Polit-Talkshows
Analysen, Bewertungen und Erfahrungsberichte zu einem TV-Phänomen
Anne Will", "Maybrit Illner," "Menschen bei Maischberger", "Hart aber fair" lauten die Titel der bekanntesten deutschen Polit-Talkshows. Ihre Zahl ist in den vergangenen Jahren rapide gestiegen. Bei den Zuschauern erfreut sich das Sendeformat - schließt man aus den Einschaltquoten - einiger Beliebtheit: 3,6 Millionen Menschen schauten 2008 im Schnitt bei Anne Will zu, drei Millionen bei "Hart aber fair" und immerhin 2,4 Millionen Zuschauer konnte Maybrit Illner durchschnittlich pro Ausgabe an sich binden. Grund genug für Sascha Michel und Heiko Girnth sich in ihrem Band "Polit-Talkshows - Bühnen der Macht. Ein Blick hinter die Kulissen" näher mit diesem Phänomen zu beschäftigen. Auf 207 Seiten lassen sie 26 mehr oder weniger bekannte Politiker, Journalisten, Wissenschaftler und Kabarettisten zu Wort kommen.
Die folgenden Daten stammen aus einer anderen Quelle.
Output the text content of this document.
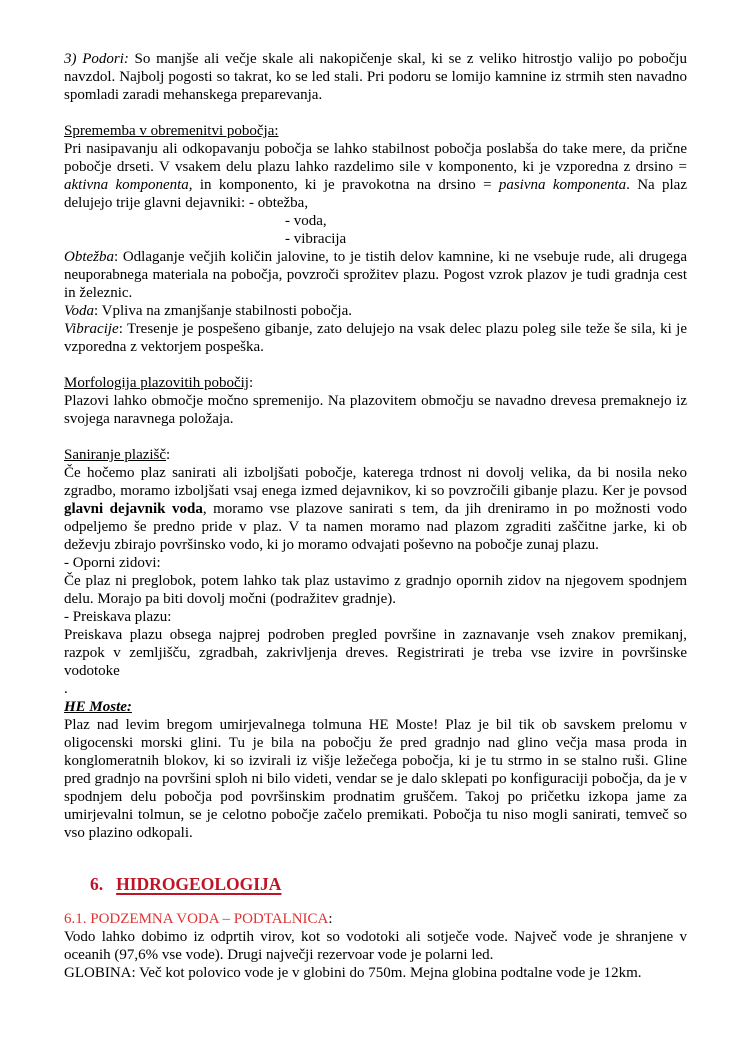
3) Podori: So manjše ali večje skale ali nakopičenje skal, ki se z veliko hitrostjo valijo po pobočju navzdol. Najbolj pogosti so takrat, ko se led stali. Pri podoru se lomijo kamnine iz strmih sten navadno spomladi zaradi mehanskega preparevanja.
Sprememba v obremenitvi pobočja:
Pri nasipavanju ali odkopavanju pobočja se lahko stabilnost pobočja poslabša do take mere, da prične pobočje drseti. V vsakem delu plazu lahko razdelimo sile v komponento, ki je vzporedna z drsino = aktivna komponenta, in komponento, ki je pravokotna na drsino = pasivna komponenta. Na plaz delujejo trije glavni dejavniki: - obtežba,
- voda,
- vibracija
Obtežba: Odlaganje večjih količin jalovine, to je tistih delov kamnine, ki ne vsebuje rude, ali drugega neuporabnega materiala na pobočja, povzroči sprožitev plazu. Pogost vzrok plazov je tudi gradnja cest in železnic.
Voda: Vpliva na zmanjšanje stabilnosti pobočja.
Vibracije: Tresenje je pospešeno gibanje, zato delujejo na vsak delec plazu poleg sile teže še sila, ki je vzporedna z vektorjem pospeška.
Morfologija plazovitih pobočij:
Plazovi lahko območje močno spremenijo. Na plazovitem območju se navadno drevesa premaknejo iz svojega naravnega položaja.
Saniranje plazišč:
Če hočemo plaz sanirati ali izboljšati pobočje, katerega trdnost ni dovolj velika, da bi nosila neko zgradbo, moramo izboljšati vsaj enega izmed dejavnikov, ki so povzročili gibanje plazu. Ker je povsod glavni dejavnik voda, moramo vse plazove sanirati s tem, da jih dreniramo in po možnosti vodo odpeljemo še predno pride v plaz. V ta namen moramo nad plazom zgraditi zaščitne jarke, ki ob deževju zbirajo površinsko vodo, ki jo moramo odvajati poševno na pobočje zunaj plazu.
- Oporni zidovi:
Če plaz ni preglobok, potem lahko tak plaz ustavimo z gradnjo opornih zidov na njegovem spodnjem delu. Morajo pa biti dovolj močni (podražitev gradnje).
- Preiskava plazu:
Preiskava plazu obsega najprej podroben pregled površine in zaznavanje vseh znakov premikanj, razpok v zemljišču, zgradbah, zakrivljenja dreves. Registrirati je treba vse izvire in površinske vodotoke
.
HE Moste:
Plaz nad levim bregom umirjevalnega tolmuna HE Moste! Plaz je bil tik ob savskem prelomu v oligocenski morski glini. Tu je bila na pobočju že pred gradnjo nad glino večja masa proda in konglomeratnih blokov, ki so izvirali iz višje ležečega pobočja, ki je tu strmo in se stalno ruši. Gline pred gradnjo na površini sploh ni bilo videti, vendar se je dalo sklepati po konfiguraciji pobočja, da je v spodnjem delu pobočja pod površinskim prodnatim gruščem. Takoj po pričetku izkopa jame za umirjevalni tolmun, se je celotno pobočje začelo premikati. Pobočja tu niso mogli sanirati, temveč so vso plazino odkopali.
6. HIDROGEOLOGIJA
6.1. PODZEMNA VODA – PODTALNICA:
Vodo lahko dobimo iz odprtih virov, kot so vodotoki ali sotječe vode. Največ vode je shranjene v oceanih (97,6% vse vode). Drugi največji rezervoar vode je polarni led.
GLOBINA: Več kot polovico vode je v globini do 750m. Mejna globina podtalne vode je 12km.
Was macht den Erfolg von Talkshows aus? Was passiert, wenn die Kameras aus sind? Wie bereiten sich Politiker auf die jeweiligen Diskussionen vor? Wie fühlt es sich an, sich auf dieser medialen Bühne zu bewegen, und welche Auswirkungen hat es? Dies sind die Leitfragen, an denen sich die verschiedenen Beiträge entlanghangeln. Plädoyers für Talkshows als sinnvollem Bestandteil der Politik wechseln sich dabei ab mit kritischen Betrachtungen zu den Inhalten und Funktionsmechanismen der Talk-Formate. Die Einteilung der Texte und Interviews mutet dabei allerdings nicht ganz einleuchtend an: So firmiert beispielsweise die Erörterung des FDP-Politikers Wolfgang Gerhardt, ob Polit-Talkshows Kommunikation oder ein Kampf aller gegen alle seien, unter "Politiker auf der Talkshow-Bühne". Die inhaltlich sehr verwandten Ausführungen seines Parteikollegen und jetzigen Entwicklungshilfeminister Dirk Niebel, ob Talkshows Selbstgespräch oder Dialog seien, werden hingegen als Beitrag zum Pro und Kontra des Polit-Talks gewertet.
Erstaunlich sind solche Ungenauigkeiten umso mehr, da sich mit Sascha Michel und Heiko Girnth zwei Sprachwissenschaftler und Kommunikationsexperten als Herausgeber zusammengefunden haben. Michel, studierter Anglist und Germanist, ist wissenschaftlicher Mitarbeiter am Institut für Kulturwissenschaft an der Universität Koblenz-Landau, wo er Kurse zu politischer Kommunikation und journalistischen Darstellungsformen hält. Girnth ist Professor am Forschungszentrum Deutscher Sprachatlas der Universität Marburg und veröffentlichte bereits einige Bücher zum Verhältnis von Sprache und Politik. Die Orientierung in dem Band erleichtern beide dem Leser allerdings nicht. Dies ist besonders ärgerlich, da sowohl die Qualität als auch die Zugänglichkeit der nebeneinander gestellten Beiträge erheblich schwankt.
Während Universitätsprofessoren wie Karl-Rudolf Korte und Jo Groebel ihre Texte wie für einen wissenschaftlichen Sammelband formulieren, mit zahlreichen Fußnoten versehen, und versuchen, ein tieferes Verständnis der Bedeutung und Funktionsweise von Talkshows zu vermitteln, äußern die beteiligten Politiker ihre Einschätzungen meist weitaus subjektiver. Einige Interessante Einblicke eröffnet der Band dennoch. Etwa dann, wenn der Mainzer Politikprofessor Jürgen W. Falter offen beschreibt, wie er erst ohne eigenes Zutun zum medial gefragten Parteien- und Wahlexperten wurde und bei Sabine Christiansen zum am dritthäufigsten eingeladenen Studiogast avancierte, um dann nach einer kritischen Äußerung zur Sendung in einem Interview recht unsanft von der Abschiedsparty anlässlich der letzten Sendung ausgeladen zu werden.
Ein Fazit oder eine Wertung ziehen die Herausgeber übrigens nicht aus den Beiträgen der verschiedenen Autoren. Ob politische Talkshows wichtig oder unerträglich sind, das muss jeder für sich selbst entscheiden. Nach der Lektüre dieses Bandes ist man jedoch definitiv eines: ein mündigerer Zuschauer.
Polit-Talkshows - Bühnen der Macht. Ein Blick hinter die Kulissen.